The DVR has been working overtime at our house lately. Even though the networks are still in the “dead zone” they call the summer hiatus, you can find great stuff on Discovery Channel. Our family’s genre of choice lately is the survival show. (OK, 16-year-old SuzyQ does not particularly enjoy these shows.)
It all started with Junior (13-year-old son) becoming enamored at about age 5 with the Crocodile Hunter. Then he moved on to Shark Week. Out of that fascination for the outdoors and wildlife came his interest in survival shows. As I mentioned in an earlier post, Junior is a “doer”. He doesn’t want to simply be outside; he wants to do stuff out there. Learning how to build snow caves, climb rock faces, and fire-starting 101 are right up his alley.
After years of watching these shows with him, I have come to enjoy them in a train wreck, you-can’t-look-away fashion. Anyone who knows me at all understands that I’m certainly not watching to acquire new skills. I don’t even camp–ever. I’m also a germ-a-phobe who insists on good hand washing practices in our household.

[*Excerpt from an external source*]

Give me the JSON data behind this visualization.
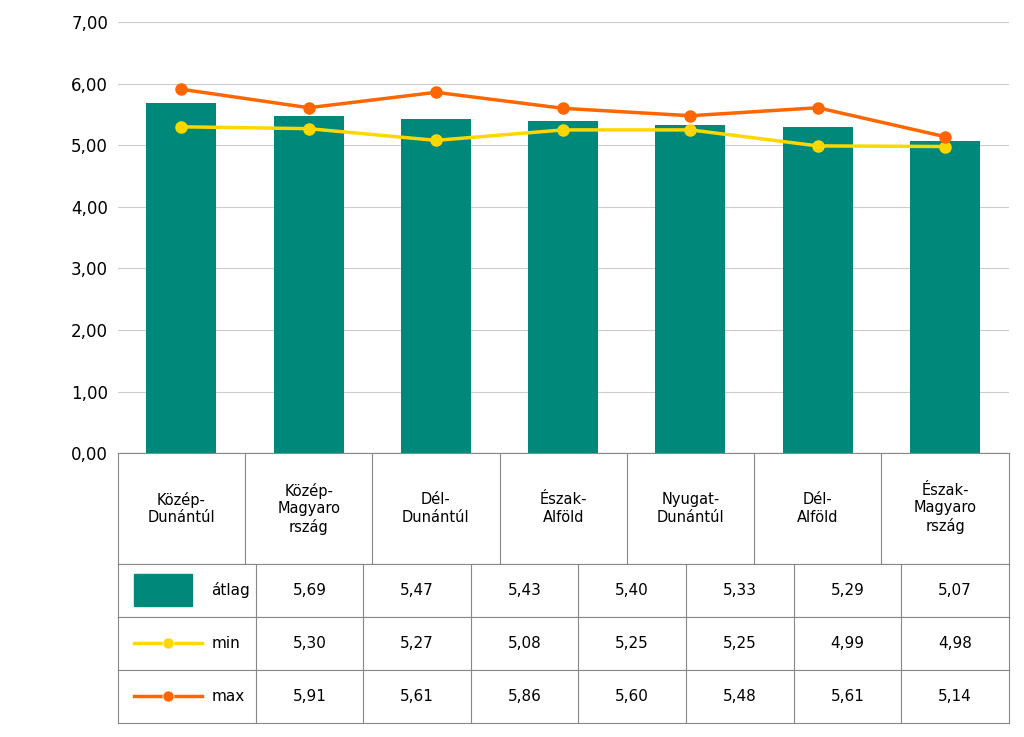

Nevertheless, there’s something seriously entertaining about watching the Special Forces guy and his wife trekking into the desert or the jungle and trying not to kill each other while practicing survival techniques on “Man, Woman, Wild.” On the website, the show is described as having the couple “find common ground standing up to nature in the wildest places on Earth.” I’m not sure about the “common ground” part, though. Her bio brags of her own wild adventures all over the world as a journalist, but on this show, she acts as the rookie following his expertise.
Not so entertaining but still worthy of some laughs is “Dual Survivor.” This show pairs a hippy “minimalist” with another former Army guy turned hunter / tracker. The hippy’s claim to fame is that he has gone barefoot for 20 years as he lives off the land in Arizona. He also only wears shorts and some kind of hand-woven hoodie. I have news for you, hippy minimalist: your efforts at survival would go a lot easier if you wore pants–and shoes.
Of course, the Godfather of survivalists is Bear Grylls of “Man Vs. Wild.” A former British Special Forces guy, he was the youngest Brit to climb Everest. Every episode finds Bear eating something really noxious, peeing on camera, or going partially naked for some good reason. He’s great at laughing at himself as he falls out of his primitive hammock or lands in an embarrassing position. What I like best about him, though, is that he brings a real human touch to the show. He often talks about missing his family and worrying about them. And he is not afraid to talk about how faith and prayer can help in desperate situations.
So I guess if our country’s economy totally melts down, terrorists take out our power grid, or a giant asteroid wipes out civilization, we will be somewhat prepared. And you can bet we will all be wearing pants.